Junior energy stocks are back in the spotlight

Junior energy stocks ASX 2020
Did the prime minister’s remarks this week spark an interest in any stock with the word “energy” in its title?

The Australian Securities Exchange this week sent out a raft of price queries after a large number of hitherto languishing penny energy stocks sprung to life, with some recording three figure percentage gains.

Others, slightly further up the food chain and with advanced projects, were also caught by the incoming market tide.

The moves may, in some cases, have reflected Prime Minister Scott Morrison’s release of a plan to boost gas production and supply within Australia.

Thus companies like Blue Energy (ASX: BLU) — which has gas projects in three basins specified by Mr Morrison as being on the development list — and BPH Energy (ASX: BPH) with its stake in a potentially huge gas resource off the NSW coast were both obvious beneficiaries of the prime minister’s plan.

But others are more of a puzzle, and perhaps suggest that the speculative fever that has been frothing through gold and other metals is spreading into oil and gas — and even coal.

Did the prime minister’s remarks this week spark an interest in any stock with the word “energy” in its title?

But did this spark also set off a blaze of short-lived speculation with the last buyer to be left holding the bag when the music stopped?

Stocks prices boiled

Wednesday 16 September was a day of frantic action among the junior energy stocks on the ASX.
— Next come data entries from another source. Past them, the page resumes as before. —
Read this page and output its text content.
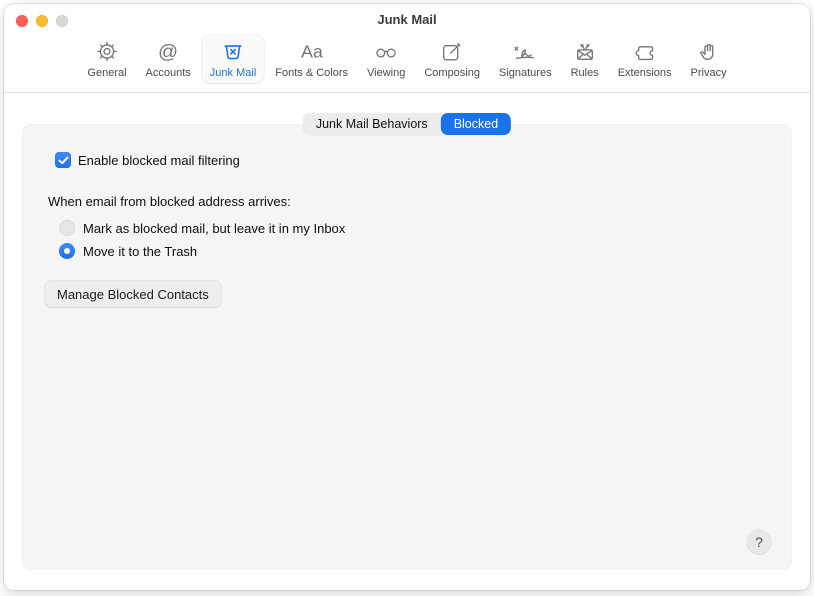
Junk Mail
General
@
Accounts Junk Mail
Aa
Fonts & Colors Viewing Composing Signatures Rules Extensions Privacy
Junk Mail Behaviors	Blocked
Enable blocked mail filtering
When email from blocked address arrives:
Mark as blocked mail, but leave it in my Inbox
Move it to the Trash
Manage Blocked Contacts
?
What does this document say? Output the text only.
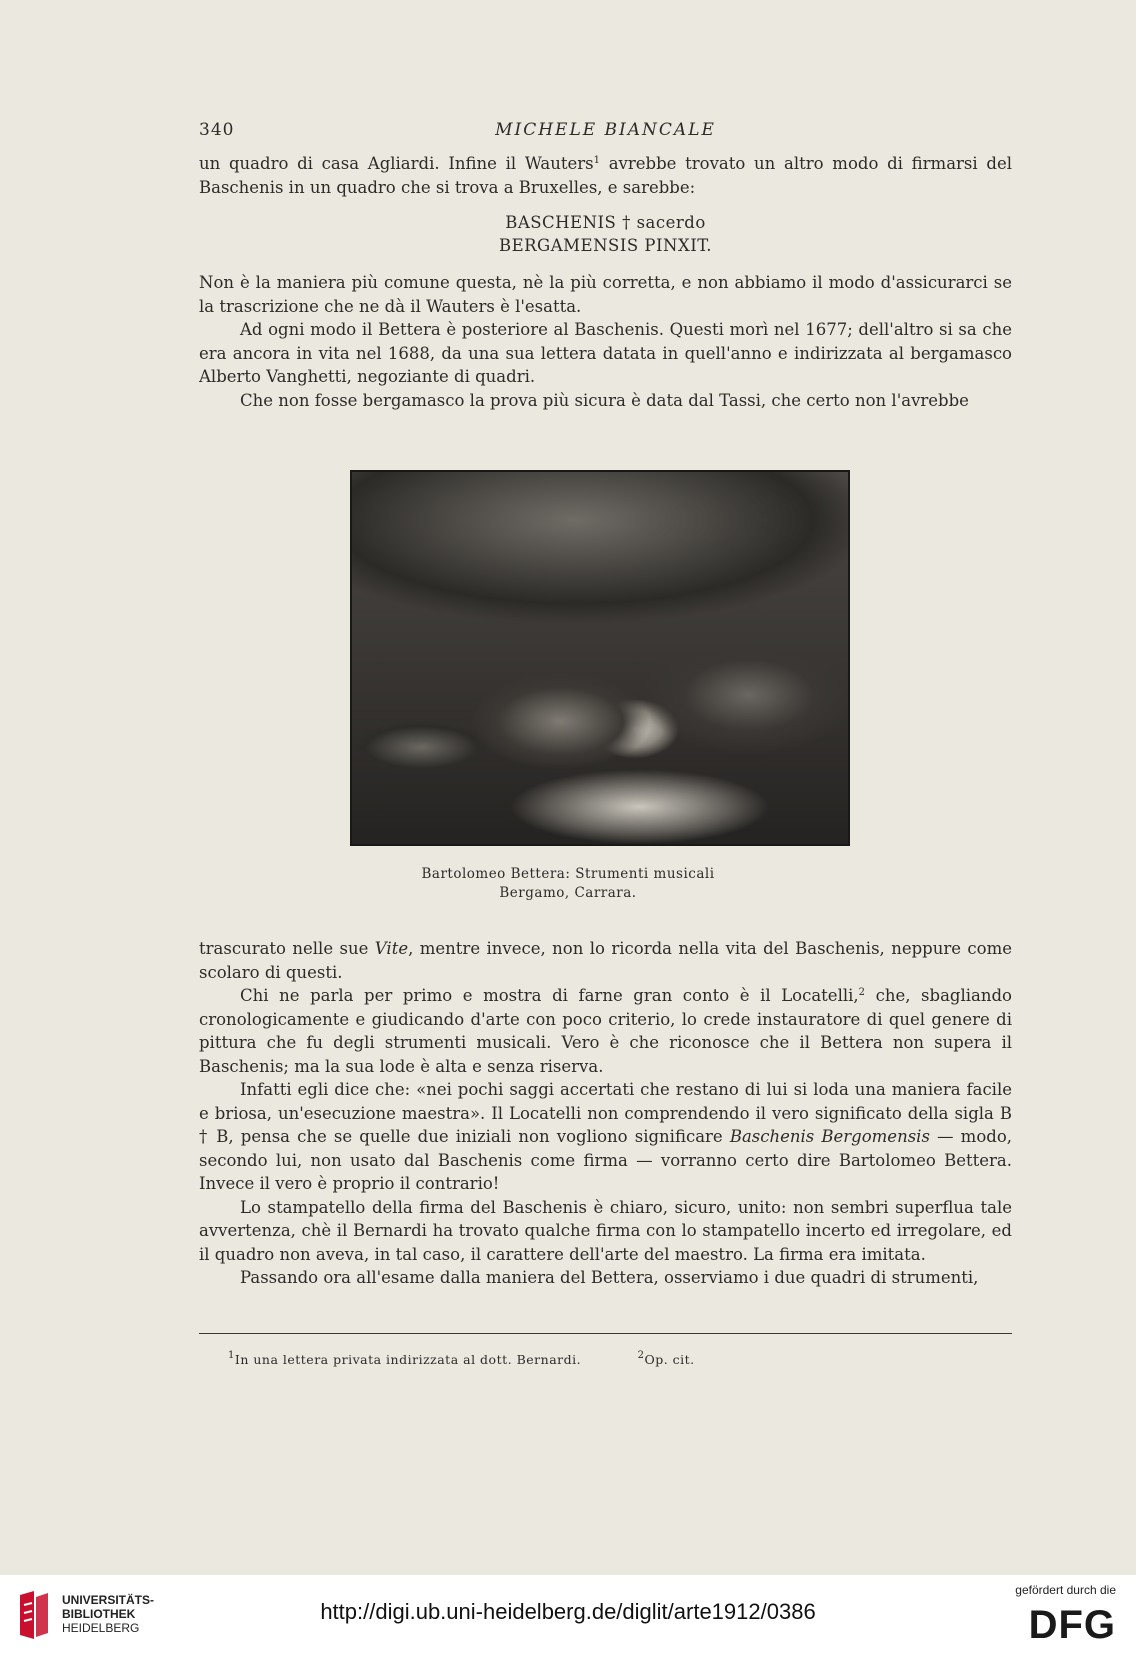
340	MICHELE BIANCALE

un quadro di casa Agliardi. Infine il Wauters$^1$ avrebbe trovato un altro modo di firmarsi del Baschenis in un quadro che si trova a Bruxelles, e sarebbe:

BASCHENIS † sacerdo
BERGAMENSIS PINXIT.

Non è la maniera più comune questa, nè la più corretta, e non abbiamo il modo d'assicurarci se la trascrizione che ne dà il Wauters è l'esatta.

Ad ogni modo il Bettera è posteriore al Baschenis. Questi morì nel 1677; dell'altro si sa che era ancora in vita nel 1688, da una sua lettera datata in quell'anno e indirizzata al bergamasco Alberto Vanghetti, negoziante di quadri.

Che non fosse bergamasco la prova più sicura è data dal Tassi, che certo non l'avrebbe

Bartolomeo Bettera: Strumenti musicali
Bergamo, Carrara.

trascurato nelle sue Vite, mentre invece, non lo ricorda nella vita del Baschenis, neppure come scolaro di questi.

Chi ne parla per primo e mostra di farne gran conto è il Locatelli,$^2$ che, sbagliando cronologicamente e giudicando d'arte con poco criterio, lo crede instauratore di quel genere di pittura che fu degli strumenti musicali. Vero è che riconosce che il Bettera non supera il Baschenis; ma la sua lode è alta e senza riserva.

Infatti egli dice che: «nei pochi saggi accertati che restano di lui si loda una maniera facile e briosa, un'esecuzione maestra». Il Locatelli non comprendendo il vero significato della sigla B † B, pensa che se quelle due iniziali non vogliono significare Baschenis Bergomensis — modo, secondo lui, non usato dal Baschenis come firma — vorranno certo dire Bartolomeo Bettera. Invece il vero è proprio il contrario!

Lo stampatello della firma del Baschenis è chiaro, sicuro, unito: non sembri superflua tale avvertenza, chè il Bernardi ha trovato qualche firma con lo stampatello incerto ed irregolare, ed il quadro non aveva, in tal caso, il carattere dell'arte del maestro. La firma era imitata.

Passando ora all'esame dalla maniera del Bettera, osserviamo i due quadri di strumenti,

$^1$In una lettera privata indirizzata al dott. Bernardi.	$^2$Op. cit.
UNIVERSITÄTS-
BIBLIOTHEK
HEIDELBERG
http://digi.ub.uni-heidelberg.de/diglit/arte1912/0386
gefördert durch die
DFG
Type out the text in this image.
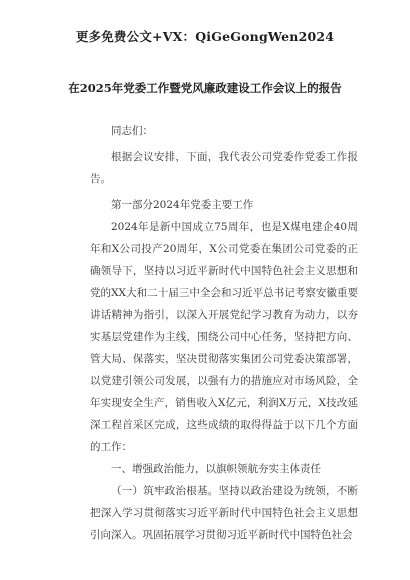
更多免费公文+VX：QiGeGongWen2024
在2025年党委工作暨党风廉政建设工作会议上的报告

同志们：

根据会议安排，下面，我代表公司党委作党委工作报告。

第一部分2024年党委主要工作

2024年是新中国成立75周年，也是X煤电建企40周年和X公司投产20周年，X公司党委在集团公司党委的正确领导下，坚持以习近平新时代中国特色社会主义思想和党的XX大和二十届三中全会和习近平总书记考察安徽重要讲话精神为指引，以深入开展党纪学习教育为动力，以夯实基层党建作为主线，围绕公司中心任务，坚持把方向、管大局、保落实，坚决贯彻落实集团公司党委决策部署，以党建引领公司发展，以强有力的措施应对市场风险，全年实现安全生产，销售收入X亿元，利润X万元，X技改延深工程首采区完成，这些成绩的取得得益于以下几个方面的工作：

一、增强政治能力，以旗帜领航夯实主体责任

（一）筑牢政治根基。坚持以政治建设为统领，不断把深入学习贯彻落实习近平新时代中国特色社会主义思想引向深入。巩固拓展学习贯彻习近平新时代中国特色社会
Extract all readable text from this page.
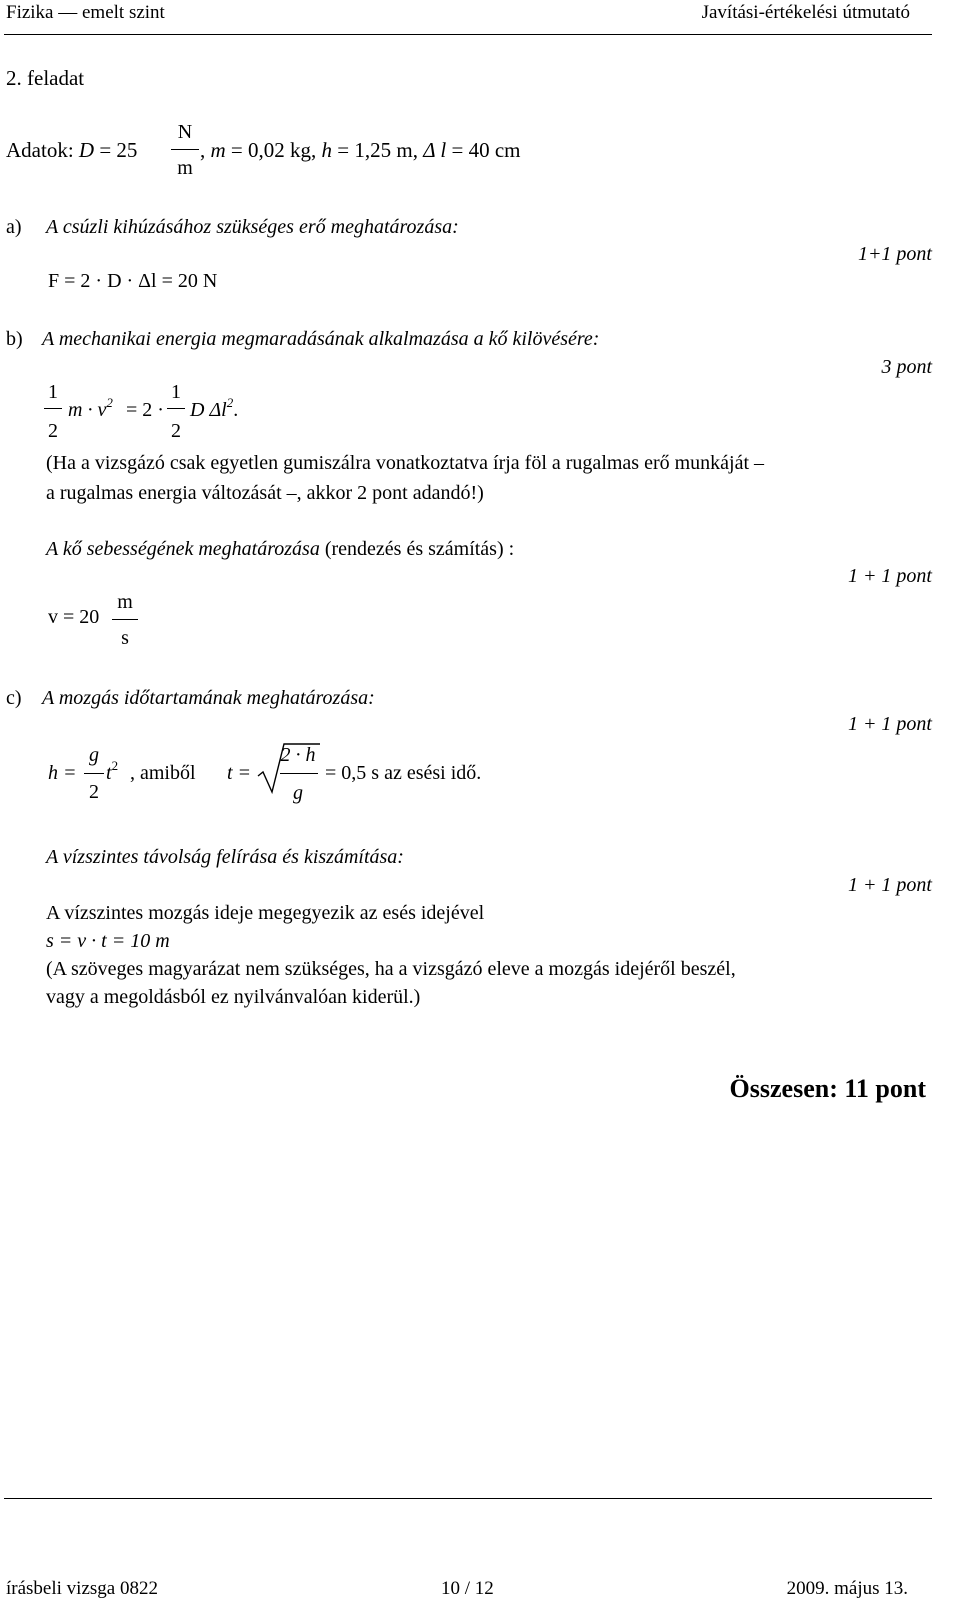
Fizika — emelt szint	Javítási-értékelési útmutató
2. feladat
Adatok: D = 25
N
m
, m = 0,02 kg, h = 1,25 m, Δ l = 40 cm
a) A csúzli kihúzásához szükséges erő meghatározása:
1+1 pont
F = 2 · D · Δl = 20 N
b) A mechanikai energia megmaradásának alkalmazása a kő kilövésére:
3 pont
1
2
$m \cdot v^2 = 2$ ·
1
2
D $\Delta l^2$.
(Ha a vizsgázó csak egyetlen gumiszálra vonatkoztatva írja föl a rugalmas erő munkáját –
a rugalmas energia változását –, akkor 2 pont adandó!)
A kő sebességének meghatározása (rendezés és számítás) :
1 + 1 pont
v = 20
m
s
c) A mozgás időtartamának meghatározása:
1 + 1 pont
h =
g
2
$t^2$ , amiből t =
2 · h
g
= 0,5 s az esési idő.
A vízszintes távolság felírása és kiszámítása:
1 + 1 pont
A vízszintes mozgás ideje megegyezik az esés idejével
s = v · t = 10 m
(A szöveges magyarázat nem szükséges, ha a vizsgázó eleve a mozgás idejéről beszél,
vagy a megoldásból ez nyilvánvalóan kiderül.)
Összesen: 11 pont
írásbeli vizsga 0822	10 / 12	2009. május 13.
One of the most spectacular performances came from Sagalio Resources (ASX: SAN), which saw its share price rise by 100% on Tuesday 15 September, and then by another 975% the following day — trading being halted when the stock was suspended, as it remains at the time of writing.

Its June quarterly report shows Sagalio produced and transported 664 tonnes of oil in Kyrgyzstan over the three months, but during the quarter suspended the sale of oil due to the decline in prices and demand due to the COVID-19 pandemic.

The company said it would gradually resume sales, but there has as yet not been an update released to the ASX.

Some rises came with news

Meanwhile, wasn’t coal meant to be on the way out?

That did not stop the punters piling into East Energy Resources (ASX: EER) on Wednesday, pushing its share price up 1,100% in a single session to close at $0.036, against the previous close at $0.003.

However, and while many of the those queried said they knew of no explanation of the big gains in their share prices, this company did have something to add to its story.

East Energy the next day called for voluntary suspension and told the ASX that it was in discussions for a possible recapitalisation of the company.

The company is focused on coal exploration in the Eromanga Basin in Queensland with permits that host a total JORC resource estimate of 3.44 billion tonnes of thermal coal.

Foreign oil stories also attracted investors

Another instance where you can your finger on the reason is the case of Kazakhstan oil producer Jupiter Energy (ASX: JPR) which reported on Tuesday it had received all necessary approvals for its Akkar East oilfield to move to commercial status with three new wells already producing, sending its stock up 519% on the day.

Until now, oil production has been limited to two earlier wells while the company awaited the all clear from the Kazakhstan government for this latest expansion.

Suddenly, too, Louisiana’s oil became of interest to investors.

Grand Gulf Energy (ASX: GGE), which produces Louisiana Light, saw its share price jump 240% on Wednesday on no news, and called for a pause in trading.

Tamaska Oil and Gas (ASX: TMK) watched as its share price received a 40% leg-up on Wednesday, a week after it had decided not to proceed with a farm-in to a Romanian oil project.

Meanwhile, Gas2Grid (ASX: GGX) and its oil hopes in the Philippines, Triple Energy (ASX: TNP) which is trying to progress its oil interests in China, and Pilot Energy (ASX: PGY) — oil and gas in Western Australia — also saw investors taking interest, although in Pilot’s case it gave back most of its gains the next day.